Apa lagi yang bisa dikatakan setelah hampir semua media massa, baik serius maupun hiburan, baik elektronik maupun cetak, membahas sosok legenda satu ini? Yang bisa saya katakan ya apa yang saya pernah alami berkaitan dengan Chrisye sejauh ini.
Utamanya ini kali pertama saya menulis tentang artis Indonesia yang pernah saya potret dan fotonya saya gunakan dalam posting.
Yang saya rasakan pertama dari kehadirannya ialah keheranan orang-orang kala Chrisye membuat album Hip Hip Hura (1985) dan Nona Lisa (1986) yang kata orang-orang 'terlalu riang' untuk ukuran suara Chrisye.
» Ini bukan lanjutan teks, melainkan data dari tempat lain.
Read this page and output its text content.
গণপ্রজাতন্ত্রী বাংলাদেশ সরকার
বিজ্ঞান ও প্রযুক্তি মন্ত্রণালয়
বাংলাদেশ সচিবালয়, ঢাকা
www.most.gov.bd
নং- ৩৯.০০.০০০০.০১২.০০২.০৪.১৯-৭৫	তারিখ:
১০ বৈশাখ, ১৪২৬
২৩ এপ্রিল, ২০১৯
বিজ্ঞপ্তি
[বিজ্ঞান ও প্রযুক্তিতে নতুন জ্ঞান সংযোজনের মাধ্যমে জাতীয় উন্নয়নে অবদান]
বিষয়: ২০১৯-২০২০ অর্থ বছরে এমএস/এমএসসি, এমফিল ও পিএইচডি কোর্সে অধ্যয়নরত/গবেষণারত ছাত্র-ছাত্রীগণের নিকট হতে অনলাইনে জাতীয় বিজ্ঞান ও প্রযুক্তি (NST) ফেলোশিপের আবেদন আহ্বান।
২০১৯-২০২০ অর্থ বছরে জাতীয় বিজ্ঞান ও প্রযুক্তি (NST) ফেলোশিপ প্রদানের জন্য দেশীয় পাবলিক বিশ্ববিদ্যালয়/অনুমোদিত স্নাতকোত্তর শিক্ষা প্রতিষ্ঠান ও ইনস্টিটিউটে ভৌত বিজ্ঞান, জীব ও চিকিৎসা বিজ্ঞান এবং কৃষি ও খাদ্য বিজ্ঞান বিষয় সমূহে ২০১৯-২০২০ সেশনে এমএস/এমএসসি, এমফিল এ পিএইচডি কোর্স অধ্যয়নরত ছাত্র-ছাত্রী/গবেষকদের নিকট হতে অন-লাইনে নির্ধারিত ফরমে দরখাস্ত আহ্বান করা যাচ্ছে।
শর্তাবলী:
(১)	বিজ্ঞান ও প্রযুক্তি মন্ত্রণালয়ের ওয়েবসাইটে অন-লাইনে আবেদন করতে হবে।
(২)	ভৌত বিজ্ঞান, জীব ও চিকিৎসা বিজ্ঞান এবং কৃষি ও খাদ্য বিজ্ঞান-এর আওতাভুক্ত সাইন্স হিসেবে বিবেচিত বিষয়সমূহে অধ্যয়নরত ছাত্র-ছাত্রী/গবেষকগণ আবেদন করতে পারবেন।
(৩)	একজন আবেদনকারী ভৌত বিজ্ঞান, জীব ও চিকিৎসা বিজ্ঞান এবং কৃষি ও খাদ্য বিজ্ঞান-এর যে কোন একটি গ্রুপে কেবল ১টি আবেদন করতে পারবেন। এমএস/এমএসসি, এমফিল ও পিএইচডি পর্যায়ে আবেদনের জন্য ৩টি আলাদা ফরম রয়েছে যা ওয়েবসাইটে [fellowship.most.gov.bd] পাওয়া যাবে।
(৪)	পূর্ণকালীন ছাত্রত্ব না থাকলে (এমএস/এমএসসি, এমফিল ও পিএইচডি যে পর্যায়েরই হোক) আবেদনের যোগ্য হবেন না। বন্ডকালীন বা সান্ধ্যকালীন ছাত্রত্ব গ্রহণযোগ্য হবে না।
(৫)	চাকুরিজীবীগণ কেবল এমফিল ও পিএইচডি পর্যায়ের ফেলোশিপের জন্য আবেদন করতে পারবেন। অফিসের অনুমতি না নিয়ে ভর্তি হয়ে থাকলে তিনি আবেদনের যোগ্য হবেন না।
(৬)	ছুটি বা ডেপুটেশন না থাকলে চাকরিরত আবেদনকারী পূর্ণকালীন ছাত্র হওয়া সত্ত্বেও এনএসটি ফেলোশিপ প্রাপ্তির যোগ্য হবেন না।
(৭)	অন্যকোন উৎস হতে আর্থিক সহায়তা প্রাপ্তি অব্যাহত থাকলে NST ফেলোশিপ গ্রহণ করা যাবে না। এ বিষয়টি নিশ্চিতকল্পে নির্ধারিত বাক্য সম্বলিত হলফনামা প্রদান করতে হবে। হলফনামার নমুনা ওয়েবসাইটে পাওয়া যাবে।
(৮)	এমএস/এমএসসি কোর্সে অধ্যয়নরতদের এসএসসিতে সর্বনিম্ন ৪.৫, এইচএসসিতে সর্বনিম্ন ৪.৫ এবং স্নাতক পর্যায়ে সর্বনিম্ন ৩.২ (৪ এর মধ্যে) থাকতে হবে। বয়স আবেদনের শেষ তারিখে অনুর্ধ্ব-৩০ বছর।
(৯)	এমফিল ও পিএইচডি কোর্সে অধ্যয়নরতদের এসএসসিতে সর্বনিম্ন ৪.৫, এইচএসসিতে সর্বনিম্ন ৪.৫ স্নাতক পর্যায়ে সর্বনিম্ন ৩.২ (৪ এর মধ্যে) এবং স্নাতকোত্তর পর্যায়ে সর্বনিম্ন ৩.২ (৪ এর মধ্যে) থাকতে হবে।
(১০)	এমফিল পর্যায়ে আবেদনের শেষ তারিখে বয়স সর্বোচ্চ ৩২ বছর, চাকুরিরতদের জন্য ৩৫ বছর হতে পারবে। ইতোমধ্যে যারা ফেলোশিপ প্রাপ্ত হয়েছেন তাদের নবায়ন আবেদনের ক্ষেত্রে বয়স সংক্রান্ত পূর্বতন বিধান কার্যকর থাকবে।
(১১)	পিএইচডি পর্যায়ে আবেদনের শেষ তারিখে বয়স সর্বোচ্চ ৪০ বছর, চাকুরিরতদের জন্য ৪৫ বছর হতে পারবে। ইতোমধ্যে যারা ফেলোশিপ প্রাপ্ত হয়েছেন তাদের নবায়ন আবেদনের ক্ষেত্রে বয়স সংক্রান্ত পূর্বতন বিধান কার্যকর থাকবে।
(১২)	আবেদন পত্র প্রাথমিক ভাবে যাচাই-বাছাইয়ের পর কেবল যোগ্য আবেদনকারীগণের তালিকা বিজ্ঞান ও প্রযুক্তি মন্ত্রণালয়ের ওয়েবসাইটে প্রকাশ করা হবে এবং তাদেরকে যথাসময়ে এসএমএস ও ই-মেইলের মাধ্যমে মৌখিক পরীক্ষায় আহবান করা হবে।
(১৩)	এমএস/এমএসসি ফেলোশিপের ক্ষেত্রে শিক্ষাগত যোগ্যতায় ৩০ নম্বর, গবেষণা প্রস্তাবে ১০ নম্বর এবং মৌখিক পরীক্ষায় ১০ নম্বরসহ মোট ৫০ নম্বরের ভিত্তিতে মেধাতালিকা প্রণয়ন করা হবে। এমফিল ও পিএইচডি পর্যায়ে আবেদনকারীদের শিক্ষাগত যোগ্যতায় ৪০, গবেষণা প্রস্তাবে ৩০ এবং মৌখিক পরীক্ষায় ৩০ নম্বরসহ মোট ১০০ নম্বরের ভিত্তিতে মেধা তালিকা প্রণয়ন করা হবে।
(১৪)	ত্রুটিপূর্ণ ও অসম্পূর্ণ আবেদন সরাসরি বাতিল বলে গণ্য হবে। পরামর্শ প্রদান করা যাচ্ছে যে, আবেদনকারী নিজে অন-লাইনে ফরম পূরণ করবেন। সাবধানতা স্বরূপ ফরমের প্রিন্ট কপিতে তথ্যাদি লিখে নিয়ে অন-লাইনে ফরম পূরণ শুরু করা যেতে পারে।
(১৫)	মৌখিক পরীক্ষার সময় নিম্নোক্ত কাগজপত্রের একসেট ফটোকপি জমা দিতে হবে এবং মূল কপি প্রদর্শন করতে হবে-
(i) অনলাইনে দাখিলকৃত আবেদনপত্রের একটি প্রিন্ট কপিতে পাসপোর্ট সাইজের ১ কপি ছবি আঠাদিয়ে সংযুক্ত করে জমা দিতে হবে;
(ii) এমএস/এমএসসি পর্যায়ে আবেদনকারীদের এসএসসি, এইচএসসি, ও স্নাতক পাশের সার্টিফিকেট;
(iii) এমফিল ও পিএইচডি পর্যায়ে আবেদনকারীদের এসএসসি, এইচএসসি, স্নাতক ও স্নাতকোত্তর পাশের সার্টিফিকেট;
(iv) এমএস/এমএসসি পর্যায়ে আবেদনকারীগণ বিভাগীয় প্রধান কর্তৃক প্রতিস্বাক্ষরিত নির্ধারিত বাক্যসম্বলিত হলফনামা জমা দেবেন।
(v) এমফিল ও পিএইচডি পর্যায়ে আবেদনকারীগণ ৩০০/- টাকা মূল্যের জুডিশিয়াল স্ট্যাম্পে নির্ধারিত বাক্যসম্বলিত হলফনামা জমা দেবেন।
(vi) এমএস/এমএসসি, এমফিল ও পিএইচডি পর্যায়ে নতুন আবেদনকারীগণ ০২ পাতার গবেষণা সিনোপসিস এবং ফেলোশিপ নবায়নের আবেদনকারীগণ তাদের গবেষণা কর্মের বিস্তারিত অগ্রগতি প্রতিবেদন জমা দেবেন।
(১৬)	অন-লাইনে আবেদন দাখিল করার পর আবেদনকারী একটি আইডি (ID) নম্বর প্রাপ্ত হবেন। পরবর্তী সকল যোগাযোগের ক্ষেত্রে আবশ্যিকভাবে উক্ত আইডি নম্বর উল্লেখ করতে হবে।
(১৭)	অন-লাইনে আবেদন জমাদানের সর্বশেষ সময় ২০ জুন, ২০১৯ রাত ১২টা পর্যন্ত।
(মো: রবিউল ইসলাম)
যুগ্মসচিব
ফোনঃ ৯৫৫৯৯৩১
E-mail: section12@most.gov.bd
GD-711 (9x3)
Kakak saya beli albumnya dan, yeah, kesannya memang 'rame' untuk Chrisye yang menurut saya waktu itu beda dari penyanyi pop Indonesia lainnya. Juga ketika ia tampil di acara televisi Aneka Ria Safari atau di Kamera Ria, dua-duanya di TVRI.
Waktu berlalu, Chrisye makin kukuh dengan posisinya berbeda, sedangkan saya memasuki masa puber dan jadi anak muda [ ;) ]. Album Jumpa Pertama (1988), Pergilah Kasih (1989), dan Kala Cinta Menggoda (1997) tergolong yang membekas di hati saya masa-masa itu.
Yang singkat tapi mendalam yakni lagu Gita Cinta yang hadir di malam perpisahan SMA. Juga Puspa Indah, yang bersama Gita Cinta hadir di film berjudul sama, yang menjadi salah satu referensi cinta di masa puber. Hehehe.
Namun, yang jauuuuh lebih kuat adalah Badai Pasti Berlalu edisi rekam ulang 1999. Sebelas lagu di album itu (Cintaku, Merepih Alam, Semusim, Merpati Putih, Khayalku, Baju Pengantin, Serasa, Angin Malam, Pelangi, Matahari, dan Badai Pasti Berlalu) yang diaransir ulang menyentuh saya. Apalagi perempuan istimewa saya waktu itu juga suka. Kloplah.
Meski saya dan perempuan istimewa itu tidak berjodoh, kesukaan saya dengan album Badai Pasti Berlalu tak berkurang. Lebih dari itu, sebagian episode hidup saya jadi seperti adegan film yang dilatari sebelas lagu tersebut secara berganti-ganti. Kalau terdengar seperti sentimentil atau jayus, hehehehe, saya sedang tidak berusaha untuk itu.
Pada 2002, Chrisye membuat album Dekade. Hampir semua lagu dalam album itu saya suka. Kangen yang diolah ulang dari karya Dewa 19, Sakura dalam Pelukan dari Fariz RM, Kisah Kasih di Sekolah karya Obbie Mesakh (ada yang masih ingat dia?), Pengalaman Pertama, Kr. Pasar Gambir dan Stambul Anak Jampang, Anggrek Bulan, Dara Manisku, Di Bawah Sinar Bulan Purnama, dan Seperti yang Kau Minta memang pas dengan selera saya ketika ditata kembali oleh Erwin Gutawa.
Di sisi lain, saat itu saya sedang getol-getolnya menekuni fotografi kembali. Itu yang membuat saya hadir di konser Dekade pada 12 Juli 2003. Memotret Chrisye, Sophia Latjuba, A Rafiq, dan Fariz RM.
Dengan bermodal kamera film Nikon FM2, lensa manual focus Nikkor 80-200 mm f/4,5, dan Fujifilm Extra Superia ASA 400, saya memberanikan diri memotret. Yang dapat saya posting di sini adalah yang dapat saya ambil dari galeri internet saya. Sebagian lain tersimpan di harddisk komputer saya di rumah yang sedang padam.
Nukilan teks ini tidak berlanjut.